When buying a short sale, there are many things to consider. One misconception is that short sales are inexpensive and you can get better deals than on a standard or bank owned property. This is not always the case since the banks still want fair market value for the homes to minimize their loss. Short sales have a higher escrow fall out ratio and many of these failed short sales can be prevented by being prepared upfront.
One tip when buying a short sale is to be prepared for a long time commitment. It is very common for a successful short sale to take anywhere from 3 to 6 months, even after an offer is accepted by the seller. By knowing this upfront, you will save yourself a lot of stress and be able to have a plan in place for your current home. If you are trying to buy a short sale, it is best not to sign any long term leases where you are renting now but at the same time not to give your notice to move to soon.
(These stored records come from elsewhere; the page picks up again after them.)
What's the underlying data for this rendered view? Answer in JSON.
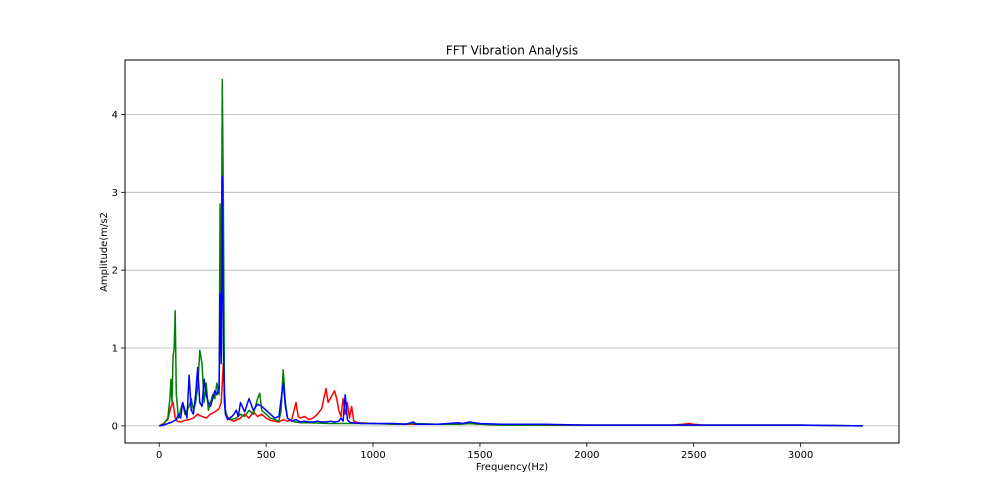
{
  "chart_data": {
    "type": "line",
    "title": "FFT Vibration Analysis",
    "xlabel": "Frequency(Hz)",
    "ylabel": "Amplitude(m/s2",
    "xlim": [
      -160,
      3460
    ],
    "ylim": [
      -0.22,
      4.7
    ],
    "xticks": [
      0,
      500,
      1000,
      1500,
      2000,
      2500,
      3000
    ],
    "yticks": [
      0,
      1,
      2,
      3,
      4
    ],
    "grid": "horizontal",
    "legend": "none",
    "series": [
      {
        "color": "#ff0000",
        "x": [
          0,
          20,
          40,
          55,
          65,
          75,
          85,
          100,
          120,
          140,
          160,
          180,
          200,
          220,
          240,
          260,
          280,
          290,
          300,
          310,
          330,
          350,
          380,
          400,
          420,
          440,
          460,
          480,
          500,
          520,
          540,
          560,
          580,
          600,
          620,
          640,
          650,
          660,
          680,
          700,
          720,
          740,
          760,
          780,
          790,
          800,
          810,
          820,
          830,
          840,
          850,
          860,
          870,
          880,
          890,
          900,
          910,
          930,
          1000,
          1100,
          1200,
          1300,
          1400,
          1450,
          1500,
          1600,
          1800,
          2000,
          2200,
          2400,
          2450,
          2480,
          2500,
          2550,
          2700,
          3000,
          3290
        ],
        "y": [
          0.0,
          0.03,
          0.08,
          0.25,
          0.3,
          0.1,
          0.06,
          0.05,
          0.07,
          0.08,
          0.1,
          0.15,
          0.12,
          0.1,
          0.15,
          0.18,
          0.22,
          0.3,
          0.8,
          0.15,
          0.08,
          0.06,
          0.1,
          0.15,
          0.1,
          0.18,
          0.12,
          0.15,
          0.1,
          0.07,
          0.06,
          0.05,
          0.08,
          0.06,
          0.08,
          0.3,
          0.12,
          0.1,
          0.12,
          0.08,
          0.1,
          0.15,
          0.22,
          0.48,
          0.3,
          0.35,
          0.4,
          0.45,
          0.35,
          0.2,
          0.12,
          0.35,
          0.15,
          0.3,
          0.1,
          0.25,
          0.06,
          0.04,
          0.03,
          0.02,
          0.02,
          0.02,
          0.02,
          0.03,
          0.02,
          0.02,
          0.01,
          0.01,
          0.01,
          0.01,
          0.02,
          0.03,
          0.02,
          0.01,
          0.01,
          0.01,
          0.0
        ]
      },
      {
        "color": "#008000",
        "x": [
          0,
          20,
          40,
          50,
          55,
          60,
          65,
          70,
          75,
          80,
          90,
          100,
          110,
          120,
          130,
          140,
          150,
          160,
          170,
          180,
          190,
          200,
          210,
          220,
          230,
          240,
          250,
          260,
          270,
          280,
          285,
          290,
          295,
          300,
          305,
          310,
          320,
          340,
          360,
          380,
          400,
          420,
          440,
          460,
          470,
          480,
          500,
          520,
          540,
          560,
          570,
          580,
          590,
          600,
          620,
          640,
          660,
          700,
          800,
          900,
          1000,
          1100,
          1200,
          1300,
          1400,
          1450,
          1500,
          1600,
          2000,
          2500,
          3000,
          3290
        ],
        "y": [
          0.0,
          0.02,
          0.1,
          0.35,
          0.6,
          0.3,
          0.9,
          1.0,
          1.48,
          0.4,
          0.1,
          0.2,
          0.3,
          0.15,
          0.2,
          0.25,
          0.35,
          0.2,
          0.3,
          0.5,
          0.97,
          0.8,
          0.3,
          0.55,
          0.2,
          0.3,
          0.4,
          0.35,
          0.55,
          0.4,
          2.85,
          1.5,
          4.45,
          2.8,
          0.5,
          0.2,
          0.1,
          0.08,
          0.1,
          0.15,
          0.12,
          0.2,
          0.15,
          0.35,
          0.42,
          0.2,
          0.15,
          0.1,
          0.08,
          0.06,
          0.2,
          0.72,
          0.3,
          0.1,
          0.06,
          0.05,
          0.04,
          0.04,
          0.03,
          0.03,
          0.03,
          0.02,
          0.03,
          0.02,
          0.02,
          0.03,
          0.02,
          0.01,
          0.01,
          0.01,
          0.01,
          0.0
        ]
      },
      {
        "color": "#0000ff",
        "x": [
          0,
          20,
          40,
          60,
          80,
          90,
          100,
          110,
          120,
          130,
          140,
          150,
          160,
          170,
          180,
          190,
          200,
          210,
          220,
          230,
          240,
          250,
          260,
          270,
          280,
          285,
          290,
          295,
          300,
          305,
          310,
          320,
          330,
          340,
          350,
          360,
          370,
          380,
          400,
          420,
          440,
          460,
          480,
          500,
          520,
          540,
          560,
          580,
          590,
          600,
          620,
          640,
          660,
          680,
          700,
          720,
          740,
          760,
          780,
          800,
          820,
          840,
          850,
          860,
          870,
          880,
          890,
          900,
          950,
          1000,
          1100,
          1150,
          1190,
          1200,
          1300,
          1400,
          1420,
          1450,
          1500,
          1600,
          1800,
          2000,
          2500,
          3000,
          3290
        ],
        "y": [
          0.0,
          0.01,
          0.03,
          0.05,
          0.08,
          0.15,
          0.1,
          0.3,
          0.2,
          0.1,
          0.65,
          0.2,
          0.15,
          0.4,
          0.75,
          0.3,
          0.25,
          0.6,
          0.4,
          0.3,
          0.25,
          0.35,
          0.45,
          0.4,
          0.5,
          1.7,
          0.8,
          3.2,
          1.0,
          0.3,
          0.15,
          0.08,
          0.1,
          0.12,
          0.15,
          0.2,
          0.12,
          0.3,
          0.18,
          0.35,
          0.2,
          0.28,
          0.25,
          0.2,
          0.15,
          0.1,
          0.12,
          0.55,
          0.25,
          0.1,
          0.06,
          0.08,
          0.05,
          0.06,
          0.05,
          0.05,
          0.06,
          0.05,
          0.05,
          0.06,
          0.05,
          0.06,
          0.1,
          0.06,
          0.4,
          0.08,
          0.05,
          0.04,
          0.03,
          0.03,
          0.03,
          0.02,
          0.05,
          0.02,
          0.02,
          0.04,
          0.03,
          0.05,
          0.03,
          0.02,
          0.02,
          0.01,
          0.01,
          0.01,
          0.0
        ]
      }
    ]
  }
}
Another tip when doing a short sale is to have an offer accepted that is not at the top of your budget. The reason that this may be important is because the bank may approve the short sale at a higher price than the seller accepted your offer at. So by not stretching your loan amount that you qualify for, you leave yourself room to negotiate once the banks counter the offer you submitted. Remember, just because the seller accepted your offer, the bank needs to approve it because they are the ones taking the loss. If the bank chooses to accept the lower offer without a counter, then you saved money by not putting in the higher offer at the beginning.
The bottom line when contemplating getting into a short sale transaction is just to have a plan with a qualified Realtor. Short sales can be a great way to buy a home in this market, not specifically for getting a home at below market value, but also to get a home with upgrades that is move in ready. Some sellers are upside down in their mortgages due to equity lines they took out to add features to the home. You may benefit from this by getting the home for a price that is comparable with homes that didn’t have the upgrades added.